The second committee priority bill, LB 704, is a technical bill designed as a “clean-up” of various statutes that deal with the adoption of local building codes. To improve citizen access and transparency, this bill also requires that political subdivisions keep a copy of their current building code available for use and examination by the public.
In addition to the two committee priority bills, two other bills that were heard by the Urban Affairs Committee this session have been prioritized by individual senators. The Legislature will likely be taking up both bills in the coming weeks.
In addition to each senator’s personal priority bill, each standing committee of the Legislature can designate two bills as committee priority bill. While committee priority designations are at the discretion of the committee chair, most committee priority bills tend to be consensus bills that have the unanimous support of committee members. This is the case with both of the Urban Affairs Committee’s priority bills this session.

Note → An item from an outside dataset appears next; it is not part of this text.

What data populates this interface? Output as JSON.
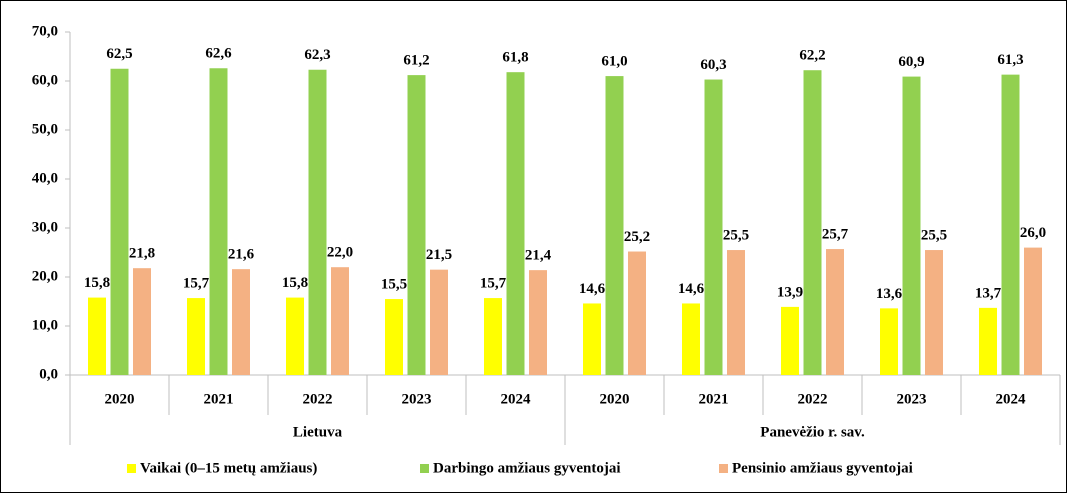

Another common feature of committee priority bills is what is referred to as a package bill. With between 400 and 500 bills introduced in a typical “short session”, committees will often combine multiple bills dealing with the same subject into one bill. One of the Urban Affairs Committee’s priority bills, LB 1059, is an example of a package bill, as it combines three bills dealing with the Local Option Municipal Economic Development Act:
LB 1059: Require certain disclosures under the Community Development Law and the Local Option Municipal Economic Development Act
LB 808: Change provisions relating to amending an economic development program under the Local Option Municipal Economic Development Act
LB 860: Add a type of economic development program under the Local Option Municipal Economic Development Act
The Urban Affairs Committee’s second priority bill this session is LB 704, a technical bill designed as a “clean-up” of various statutes that deal with the adoption of local building codes.